Fishers breed from February to March, their fertilized eggs remain dormant for up to 11 months before implanting on the uterine wall. Within 12 months of that, an average litter of 3 kits are born. This results in an average 1 year gestation period. The kits are raised by the female until they are approximately 5 months old at which time they disperse in search of their own territory.
POSSIBLE CONFLICTS & SOLUTIONS
Although active year-round, it is unlikely that you will have the chance to see a fisher, even if for only a split second. They are timid and elusive and will generally try to avoid conflicts with humans.

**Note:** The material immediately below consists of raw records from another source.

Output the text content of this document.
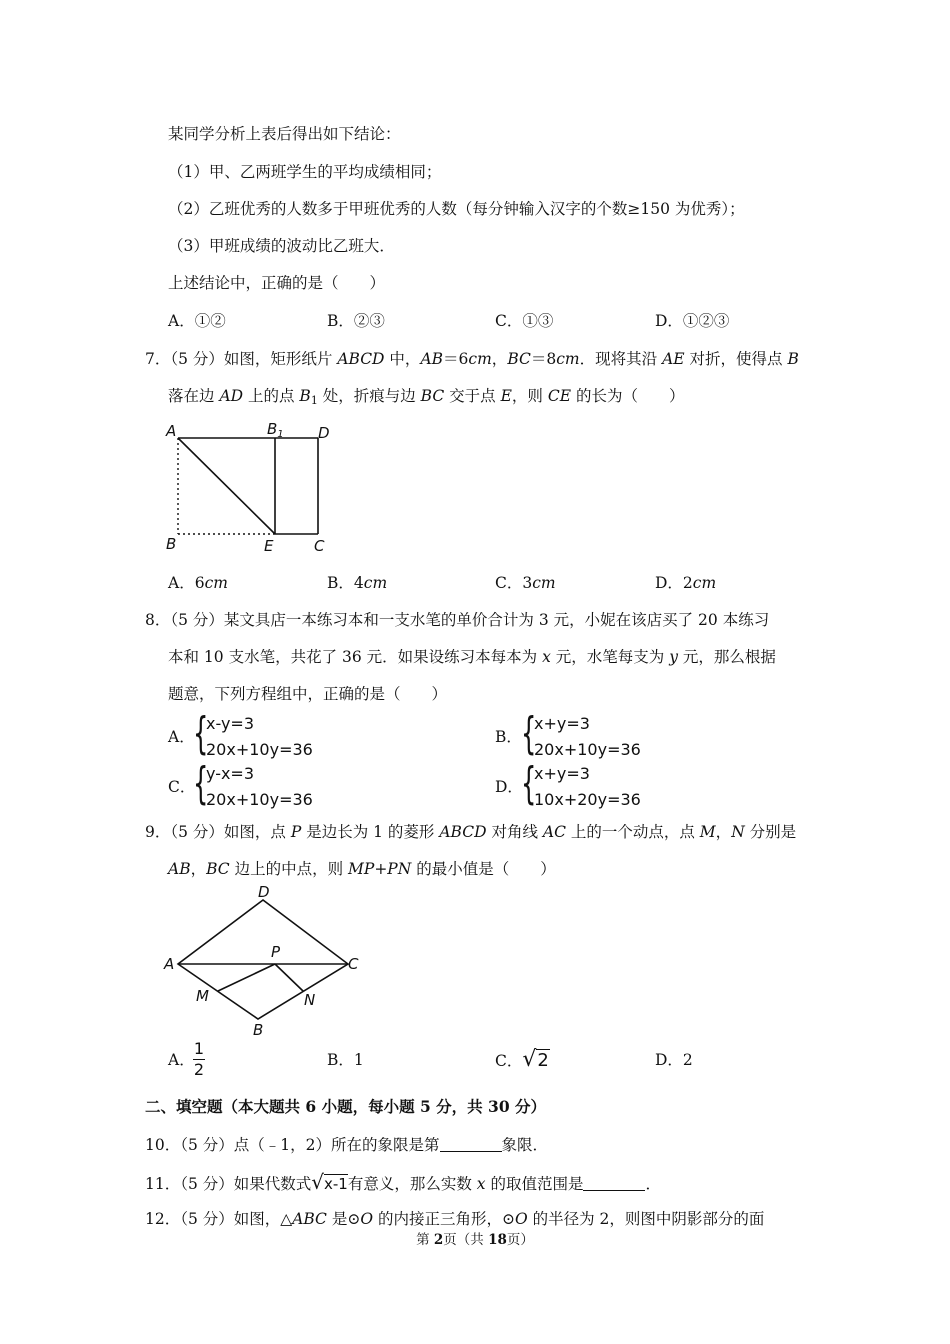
某同学分析上表后得出如下结论：
（1）甲、乙两班学生的平均成绩相同；
（2）乙班优秀的人数多于甲班优秀的人数（每分钟输入汉字的个数≥150 为优秀）；
（3）甲班成绩的波动比乙班大．
上述结论中，正确的是（　　）
A．①②	B．②③	C．①③	D．①②③
7．（5 分）如图，矩形纸片 ABCD 中，AB＝6cm，BC＝8cm．现将其沿 AE 对折，使得点 B
落在边 AD 上的点 $B_1$ 处，折痕与边 BC 交于点 E，则 CE 的长为（　　）
A	$B_1$ D
B	E	C
A．6cm	B．4cm	C．3cm	D．2cm
8．（5 分）某文具店一本练习本和一支水笔的单价合计为 3 元，小妮在该店买了 20 本练习
本和 10 支水笔，共花了 36 元．如果设练习本每本为 x 元，水笔每支为 y 元，那么根据
题意，下列方程组中，正确的是（　　）
A．
{
x-y=3
20x+10y=36
B． {
x+y=3
20x+10y=36
C．
{
y-x=3
20x+10y=36
D．
{
x+y=3
10x+20y=36
9．（5 分）如图，点 P 是边长为 1 的菱形 ABCD 对角线 AC 上的一个动点，点 M，N 分别是
AB，BC 边上的中点，则 MP+PN 的最小值是（　　）
D
A	C
P
M	N
B
A．
1
2	B．1	C．√2	D．2
二、填空题（本大题共 6 小题，每小题 5 分，共 30 分）
10．（5 分）点（﹣1，2）所在的象限是第	象限．
11．（5 分）如果代数式√x-1有意义，那么实数 x 的取值范围是	．
12．（5 分）如图，△ABC 是⊙O 的内接正三角形，⊙O 的半径为 2，则图中阴影部分的面
第 2页（共 18页）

Fishers have erroneously earned a reputation for being vicious. They are curious and playful yet shy and usually never attack an animal larger than a rabbit. Their main diet consists of mice, voles, squirrels, fruits and berries, and the occasional carrion. They are also one of the few predators that hunt porcupine. Pet owners should not allow their cats or small dogs to be outdoors unsupervised as they too can been seen as a meal. Make sure you are not inadvertently attracting fishers by leaving out open trash containers, feeding pets outside, or by leaving spilled bird seed on the ground, which can attract small rodents that then can attract fishers. If a fisher does come into your yard, using scare tactics is your best option. Loud noises such as clapping your hands or yelling at it is usually enough to drive it away. Gently spraying the animal with a garden hose will also send it on it’s way.
If you do experience fishers in your neighborhood, it’s a good idea to discuss these solutions with your neighbor as well.
PUBLIC HEALTH CONCERNS
As with all mammals, fishers can contract rabies.